Polysaccharide conformations measured by solution state x-ray scattering

TL;DR

This paper demonstrates that high-quality solution-state x-ray scattering can now measure polysaccharide conformations, revealing local chain structures in solution previously only accessible via solid-state methods.

Contribution

It introduces a method to determine polysaccharide conformations in solution using synchrotron x-ray scattering, expanding structural analysis capabilities.

Findings

Conformation-dependent features can be measured in solution.

The technique is applicable to stiff glycosidic linkages.

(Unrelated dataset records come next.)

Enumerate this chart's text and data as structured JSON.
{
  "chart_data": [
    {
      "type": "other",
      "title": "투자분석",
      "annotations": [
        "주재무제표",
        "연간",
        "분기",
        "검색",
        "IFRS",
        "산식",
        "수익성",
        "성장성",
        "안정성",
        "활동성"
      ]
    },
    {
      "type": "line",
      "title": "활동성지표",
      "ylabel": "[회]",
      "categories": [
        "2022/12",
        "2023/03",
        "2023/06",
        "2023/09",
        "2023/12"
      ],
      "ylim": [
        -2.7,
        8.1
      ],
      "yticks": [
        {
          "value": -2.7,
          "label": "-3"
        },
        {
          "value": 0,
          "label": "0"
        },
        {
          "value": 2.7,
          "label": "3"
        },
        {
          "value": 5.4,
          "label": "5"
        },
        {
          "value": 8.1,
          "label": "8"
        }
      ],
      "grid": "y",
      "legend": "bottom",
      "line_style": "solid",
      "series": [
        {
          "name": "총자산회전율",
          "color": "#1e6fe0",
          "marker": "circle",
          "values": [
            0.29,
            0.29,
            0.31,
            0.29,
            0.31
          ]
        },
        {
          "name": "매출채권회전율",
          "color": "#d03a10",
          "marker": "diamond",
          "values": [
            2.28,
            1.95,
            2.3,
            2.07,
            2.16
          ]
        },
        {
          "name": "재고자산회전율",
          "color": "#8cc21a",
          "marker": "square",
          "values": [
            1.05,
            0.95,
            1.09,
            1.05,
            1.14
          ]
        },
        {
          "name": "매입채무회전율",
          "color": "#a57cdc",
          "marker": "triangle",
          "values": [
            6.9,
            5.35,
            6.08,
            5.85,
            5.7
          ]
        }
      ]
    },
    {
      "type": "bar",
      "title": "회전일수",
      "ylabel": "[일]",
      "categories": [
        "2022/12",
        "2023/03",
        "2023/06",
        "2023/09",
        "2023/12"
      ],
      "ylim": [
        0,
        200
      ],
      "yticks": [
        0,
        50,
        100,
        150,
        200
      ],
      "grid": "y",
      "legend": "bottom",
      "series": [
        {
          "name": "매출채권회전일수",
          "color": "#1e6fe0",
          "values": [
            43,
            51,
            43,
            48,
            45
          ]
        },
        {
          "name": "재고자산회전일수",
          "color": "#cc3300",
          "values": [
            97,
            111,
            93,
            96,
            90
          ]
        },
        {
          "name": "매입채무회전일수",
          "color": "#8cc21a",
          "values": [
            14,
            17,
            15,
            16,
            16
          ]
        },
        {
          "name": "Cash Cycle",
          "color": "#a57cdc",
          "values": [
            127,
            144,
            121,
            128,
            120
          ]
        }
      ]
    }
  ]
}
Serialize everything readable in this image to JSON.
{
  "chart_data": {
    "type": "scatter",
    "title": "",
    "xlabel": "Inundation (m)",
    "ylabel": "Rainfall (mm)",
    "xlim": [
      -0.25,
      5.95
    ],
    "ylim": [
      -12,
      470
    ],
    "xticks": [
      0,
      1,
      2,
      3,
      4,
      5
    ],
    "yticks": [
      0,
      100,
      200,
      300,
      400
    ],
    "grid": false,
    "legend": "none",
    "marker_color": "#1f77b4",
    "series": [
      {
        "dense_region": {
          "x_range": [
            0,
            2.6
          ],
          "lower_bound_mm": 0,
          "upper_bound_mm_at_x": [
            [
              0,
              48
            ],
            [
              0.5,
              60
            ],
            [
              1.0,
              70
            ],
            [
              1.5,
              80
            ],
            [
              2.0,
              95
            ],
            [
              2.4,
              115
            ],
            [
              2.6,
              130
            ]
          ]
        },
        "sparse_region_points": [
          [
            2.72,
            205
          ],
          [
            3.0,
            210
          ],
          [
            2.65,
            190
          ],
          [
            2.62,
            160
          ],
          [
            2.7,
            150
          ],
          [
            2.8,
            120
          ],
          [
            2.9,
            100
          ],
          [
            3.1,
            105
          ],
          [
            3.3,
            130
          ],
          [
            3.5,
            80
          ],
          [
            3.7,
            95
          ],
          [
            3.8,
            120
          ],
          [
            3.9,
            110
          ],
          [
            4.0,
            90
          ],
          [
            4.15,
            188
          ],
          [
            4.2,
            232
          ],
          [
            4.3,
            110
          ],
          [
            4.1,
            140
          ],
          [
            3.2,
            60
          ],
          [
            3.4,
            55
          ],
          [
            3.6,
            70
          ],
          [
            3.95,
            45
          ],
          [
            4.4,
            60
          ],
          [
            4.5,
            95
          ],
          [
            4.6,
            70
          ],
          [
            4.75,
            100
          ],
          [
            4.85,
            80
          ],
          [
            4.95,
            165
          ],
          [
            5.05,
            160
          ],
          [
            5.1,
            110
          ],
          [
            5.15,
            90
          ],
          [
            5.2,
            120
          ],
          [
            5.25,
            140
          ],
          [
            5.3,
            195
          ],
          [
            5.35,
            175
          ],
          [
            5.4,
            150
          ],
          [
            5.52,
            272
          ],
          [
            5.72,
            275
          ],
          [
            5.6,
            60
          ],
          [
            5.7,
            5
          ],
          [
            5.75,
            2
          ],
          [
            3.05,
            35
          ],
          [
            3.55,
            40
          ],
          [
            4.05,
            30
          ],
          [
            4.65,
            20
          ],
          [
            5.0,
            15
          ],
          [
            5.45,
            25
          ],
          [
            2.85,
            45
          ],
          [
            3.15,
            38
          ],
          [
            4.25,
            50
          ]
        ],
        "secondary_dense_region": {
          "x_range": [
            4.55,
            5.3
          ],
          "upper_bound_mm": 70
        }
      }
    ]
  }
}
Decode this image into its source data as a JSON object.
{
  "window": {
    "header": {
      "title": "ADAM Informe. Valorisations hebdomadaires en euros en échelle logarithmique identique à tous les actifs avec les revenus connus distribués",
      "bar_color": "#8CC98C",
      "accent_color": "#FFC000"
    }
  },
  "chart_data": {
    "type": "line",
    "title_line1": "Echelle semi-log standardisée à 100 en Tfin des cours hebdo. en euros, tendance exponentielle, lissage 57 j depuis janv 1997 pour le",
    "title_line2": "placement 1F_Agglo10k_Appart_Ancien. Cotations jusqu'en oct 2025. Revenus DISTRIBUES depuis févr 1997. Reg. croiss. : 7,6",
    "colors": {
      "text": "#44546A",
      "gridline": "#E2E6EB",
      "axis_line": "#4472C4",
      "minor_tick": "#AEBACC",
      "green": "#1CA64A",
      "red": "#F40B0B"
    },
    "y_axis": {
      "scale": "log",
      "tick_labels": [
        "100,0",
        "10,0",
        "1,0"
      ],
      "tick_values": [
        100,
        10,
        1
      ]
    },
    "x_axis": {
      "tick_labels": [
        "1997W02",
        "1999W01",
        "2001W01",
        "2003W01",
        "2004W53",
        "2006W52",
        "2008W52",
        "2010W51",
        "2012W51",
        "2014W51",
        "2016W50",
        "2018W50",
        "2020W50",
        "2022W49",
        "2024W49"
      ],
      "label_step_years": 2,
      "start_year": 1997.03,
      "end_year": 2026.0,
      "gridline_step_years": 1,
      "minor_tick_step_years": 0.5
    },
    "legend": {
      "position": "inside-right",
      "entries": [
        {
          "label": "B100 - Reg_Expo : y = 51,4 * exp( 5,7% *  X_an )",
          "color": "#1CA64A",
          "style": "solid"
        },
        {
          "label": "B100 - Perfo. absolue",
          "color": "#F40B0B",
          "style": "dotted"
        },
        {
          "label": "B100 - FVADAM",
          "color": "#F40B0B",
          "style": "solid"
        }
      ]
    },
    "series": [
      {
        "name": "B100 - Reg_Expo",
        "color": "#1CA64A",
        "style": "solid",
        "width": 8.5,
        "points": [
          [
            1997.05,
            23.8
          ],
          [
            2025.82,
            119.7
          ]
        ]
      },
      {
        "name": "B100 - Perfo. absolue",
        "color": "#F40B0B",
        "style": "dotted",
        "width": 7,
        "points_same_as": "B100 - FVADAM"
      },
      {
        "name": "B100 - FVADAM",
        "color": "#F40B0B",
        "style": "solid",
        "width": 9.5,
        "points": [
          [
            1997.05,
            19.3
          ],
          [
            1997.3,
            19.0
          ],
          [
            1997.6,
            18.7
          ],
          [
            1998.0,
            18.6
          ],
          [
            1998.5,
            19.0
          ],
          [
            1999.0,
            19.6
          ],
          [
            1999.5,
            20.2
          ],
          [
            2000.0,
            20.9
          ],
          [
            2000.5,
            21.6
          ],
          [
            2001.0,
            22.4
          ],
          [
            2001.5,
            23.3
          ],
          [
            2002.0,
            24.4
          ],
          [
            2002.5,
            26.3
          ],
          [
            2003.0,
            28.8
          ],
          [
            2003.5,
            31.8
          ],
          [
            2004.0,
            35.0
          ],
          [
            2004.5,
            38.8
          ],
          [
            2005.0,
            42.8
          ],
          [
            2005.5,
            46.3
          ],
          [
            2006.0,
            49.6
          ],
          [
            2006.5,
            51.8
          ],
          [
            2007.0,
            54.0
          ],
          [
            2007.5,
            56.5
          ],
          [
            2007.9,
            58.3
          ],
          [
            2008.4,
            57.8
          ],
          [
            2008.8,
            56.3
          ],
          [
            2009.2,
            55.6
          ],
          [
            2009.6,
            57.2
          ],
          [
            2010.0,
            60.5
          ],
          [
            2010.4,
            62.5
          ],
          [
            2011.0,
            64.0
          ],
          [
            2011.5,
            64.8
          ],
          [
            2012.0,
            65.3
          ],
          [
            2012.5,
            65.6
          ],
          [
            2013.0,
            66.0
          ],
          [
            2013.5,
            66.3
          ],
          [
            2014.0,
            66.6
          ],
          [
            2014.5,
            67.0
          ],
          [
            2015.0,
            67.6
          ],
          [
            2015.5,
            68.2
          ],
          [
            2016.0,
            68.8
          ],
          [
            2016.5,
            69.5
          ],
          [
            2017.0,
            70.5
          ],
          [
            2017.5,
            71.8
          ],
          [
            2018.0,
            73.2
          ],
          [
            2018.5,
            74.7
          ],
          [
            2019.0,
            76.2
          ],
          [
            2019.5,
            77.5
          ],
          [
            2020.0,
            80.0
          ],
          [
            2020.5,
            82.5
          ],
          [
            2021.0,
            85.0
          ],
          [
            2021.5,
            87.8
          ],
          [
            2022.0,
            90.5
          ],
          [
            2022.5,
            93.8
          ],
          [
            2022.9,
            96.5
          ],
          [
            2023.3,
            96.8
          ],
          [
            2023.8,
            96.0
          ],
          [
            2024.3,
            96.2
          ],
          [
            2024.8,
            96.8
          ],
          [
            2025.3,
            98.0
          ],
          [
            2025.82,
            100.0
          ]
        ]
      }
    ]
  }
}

Potential relevance for glycosylated proteins.

Abstract

Polysaccharides are semi-flexible polymers composed of sugar residues with a myriad of important functions including structural support, energy storage and immunogenicity. The local conformation of such chains is a crucial factor governing their interactions, where the relative orientation of adjacent sugar rings determines the propensity for hydrogen bonding and specific ion-mediated interactions with neighbouring chains. Traditionally this conformation has only been directly accessible in the solid-state, using crystallographic techniques such as fibre diffraction. Herein it is demonstrated that improvements in the quality of synchrotron-based x-ray scattering data means that conformation-dependent features, the positions of which are related to the linear repeating distance between single saccharide monomers, can now be measured in solution. This technique is expected to be universally applicable for polysaccharides that consist of comparatively stiff glycosidic linkages, and to have extensive relevance for a number of biological macromolecules, including glycosylated proteins.